By 1972, the once infamous American radical group was on the decline, coming off of years of bombings and attacks on American police, aimed at advancing the cause of black liberation. Nevertheless, the RCMP worried the black activists would educate the separatists on the use of firearms and bombs.
Sergeant Donald McCleary was the one to order the operation, sending four men to torch the barn. The whole thing was a disaster from the get-go. On the first attempt, the officers’ car broke down and had to be towed back. On the second voyage, the officers drank pints in a tavern waiting for nightfall. One of the officers appeared to have food poisoning. A heavy downpour put out the first fire they set.
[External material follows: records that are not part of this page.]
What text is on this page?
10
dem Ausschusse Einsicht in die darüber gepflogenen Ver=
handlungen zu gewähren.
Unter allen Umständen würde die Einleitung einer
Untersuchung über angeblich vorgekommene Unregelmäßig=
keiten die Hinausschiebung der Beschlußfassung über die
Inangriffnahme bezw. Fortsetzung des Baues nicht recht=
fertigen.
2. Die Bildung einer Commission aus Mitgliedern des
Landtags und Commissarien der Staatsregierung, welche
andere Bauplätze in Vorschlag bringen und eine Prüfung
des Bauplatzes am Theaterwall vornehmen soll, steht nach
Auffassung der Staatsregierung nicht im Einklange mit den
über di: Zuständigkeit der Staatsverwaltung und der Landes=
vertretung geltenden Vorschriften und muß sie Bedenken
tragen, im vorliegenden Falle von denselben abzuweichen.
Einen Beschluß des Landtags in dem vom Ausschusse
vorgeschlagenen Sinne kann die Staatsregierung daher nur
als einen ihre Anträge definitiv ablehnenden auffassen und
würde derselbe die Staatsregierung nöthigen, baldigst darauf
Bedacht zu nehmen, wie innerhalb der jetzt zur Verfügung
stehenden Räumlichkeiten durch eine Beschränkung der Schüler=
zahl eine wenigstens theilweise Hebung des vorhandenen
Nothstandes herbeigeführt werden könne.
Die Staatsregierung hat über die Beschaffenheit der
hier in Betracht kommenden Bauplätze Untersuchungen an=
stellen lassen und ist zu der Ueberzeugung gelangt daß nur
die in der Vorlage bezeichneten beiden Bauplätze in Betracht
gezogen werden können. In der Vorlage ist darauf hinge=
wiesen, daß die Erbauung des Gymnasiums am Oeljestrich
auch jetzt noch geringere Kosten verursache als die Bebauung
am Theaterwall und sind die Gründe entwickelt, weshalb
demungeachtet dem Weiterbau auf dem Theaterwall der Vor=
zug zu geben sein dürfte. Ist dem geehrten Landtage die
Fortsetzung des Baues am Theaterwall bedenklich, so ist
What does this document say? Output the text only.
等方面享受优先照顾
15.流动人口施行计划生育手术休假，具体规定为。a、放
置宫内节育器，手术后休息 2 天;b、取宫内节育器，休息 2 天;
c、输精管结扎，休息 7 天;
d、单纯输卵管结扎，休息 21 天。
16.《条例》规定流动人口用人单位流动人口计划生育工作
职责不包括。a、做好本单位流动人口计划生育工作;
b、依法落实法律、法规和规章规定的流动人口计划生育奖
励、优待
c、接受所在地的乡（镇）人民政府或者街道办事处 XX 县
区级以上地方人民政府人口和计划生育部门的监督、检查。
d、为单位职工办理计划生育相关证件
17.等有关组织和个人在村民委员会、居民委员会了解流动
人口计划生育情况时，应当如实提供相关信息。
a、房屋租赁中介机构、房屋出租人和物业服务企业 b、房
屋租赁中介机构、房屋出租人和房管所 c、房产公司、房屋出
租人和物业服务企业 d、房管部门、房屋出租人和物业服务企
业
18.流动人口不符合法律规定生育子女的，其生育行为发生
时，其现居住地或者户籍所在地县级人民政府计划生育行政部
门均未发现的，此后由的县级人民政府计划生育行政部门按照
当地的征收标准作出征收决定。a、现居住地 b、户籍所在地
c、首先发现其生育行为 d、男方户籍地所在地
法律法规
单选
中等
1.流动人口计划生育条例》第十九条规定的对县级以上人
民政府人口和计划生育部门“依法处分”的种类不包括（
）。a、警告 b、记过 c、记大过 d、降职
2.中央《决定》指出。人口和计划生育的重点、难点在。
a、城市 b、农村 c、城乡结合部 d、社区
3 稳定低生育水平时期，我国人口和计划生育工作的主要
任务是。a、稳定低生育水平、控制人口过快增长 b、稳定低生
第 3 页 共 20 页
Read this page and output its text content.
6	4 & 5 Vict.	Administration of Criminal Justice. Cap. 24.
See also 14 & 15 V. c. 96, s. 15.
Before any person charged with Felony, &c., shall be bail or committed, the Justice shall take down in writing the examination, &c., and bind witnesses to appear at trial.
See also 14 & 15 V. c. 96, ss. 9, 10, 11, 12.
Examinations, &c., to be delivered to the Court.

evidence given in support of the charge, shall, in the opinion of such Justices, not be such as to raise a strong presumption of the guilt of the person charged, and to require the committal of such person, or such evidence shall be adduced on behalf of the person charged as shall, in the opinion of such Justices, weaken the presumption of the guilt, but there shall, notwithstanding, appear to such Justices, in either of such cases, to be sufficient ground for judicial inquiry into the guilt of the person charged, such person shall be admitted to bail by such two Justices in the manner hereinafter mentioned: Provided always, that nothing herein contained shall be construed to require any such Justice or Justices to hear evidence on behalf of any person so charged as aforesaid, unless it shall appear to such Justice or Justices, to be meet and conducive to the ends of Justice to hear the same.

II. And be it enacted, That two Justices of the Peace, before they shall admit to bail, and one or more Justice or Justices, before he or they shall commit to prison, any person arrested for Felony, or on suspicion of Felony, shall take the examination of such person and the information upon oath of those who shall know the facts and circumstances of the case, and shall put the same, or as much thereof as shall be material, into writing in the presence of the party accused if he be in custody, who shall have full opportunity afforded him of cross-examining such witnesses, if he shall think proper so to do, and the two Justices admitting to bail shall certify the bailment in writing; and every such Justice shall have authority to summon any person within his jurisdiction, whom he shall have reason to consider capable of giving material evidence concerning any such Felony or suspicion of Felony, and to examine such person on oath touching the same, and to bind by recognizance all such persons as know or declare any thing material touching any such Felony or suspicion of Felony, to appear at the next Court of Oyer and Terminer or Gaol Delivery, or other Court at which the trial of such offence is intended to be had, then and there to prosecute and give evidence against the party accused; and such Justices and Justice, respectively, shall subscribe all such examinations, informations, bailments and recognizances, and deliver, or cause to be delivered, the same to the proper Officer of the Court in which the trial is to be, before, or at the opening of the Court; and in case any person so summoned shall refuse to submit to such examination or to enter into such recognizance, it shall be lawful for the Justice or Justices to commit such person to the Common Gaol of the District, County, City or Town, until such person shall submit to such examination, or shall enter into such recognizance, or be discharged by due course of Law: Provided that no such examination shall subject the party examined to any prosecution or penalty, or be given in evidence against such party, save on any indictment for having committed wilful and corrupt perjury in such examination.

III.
Their car broke down again.
It wasn’t until the quartet made it back to Montreal the next morning that they learned the whole thing, unexpectedly, worked: The barn went up in smoke, after all.
“Don’t get the idea we were a bunch of hoodlums running around burning down barns,” McCleery would later testify: “I was in the security service twenty years and there was only one barn burned.”
Perhaps the most damning evidence unearthed by the McDonald commission, beyond the acts themselves, was the level of cover-up and conspiracy that went into trying to elude public scrutiny. A damage report after Operation Bricole noted that it was a “PUMA operation” — codeword for an illegal break-and-enter. It wouldn’t be until nearly five years after the 1972 operation that the RCMP’s involvement finally came to light.
Rank-and-file officers went to jail. High-level resignations were tendered. The McDonald Commission filed thousands of pages of documents outlining where the RCMP failed, and where it needed to be fixed.
That ultimately led to the decision to split the RCMP’s security division into a new force altogether: The Canadian Security Intelligence Service, designed to gather intelligence, not to conduct active operations or make arrests.
Some thirty later, the federal government alarmed many students of the commission report when Ottawa, facing fears of lone wolf attacks inspired by the Islamic State, gifted CSIS with the power to “disrupt” threats.
The Trudeau government ultimately clipped the wings on those powers in June, adding increased oversight on both CSIS and the RCMP.
But the whole affair goes to show what happens when nobody’s watching.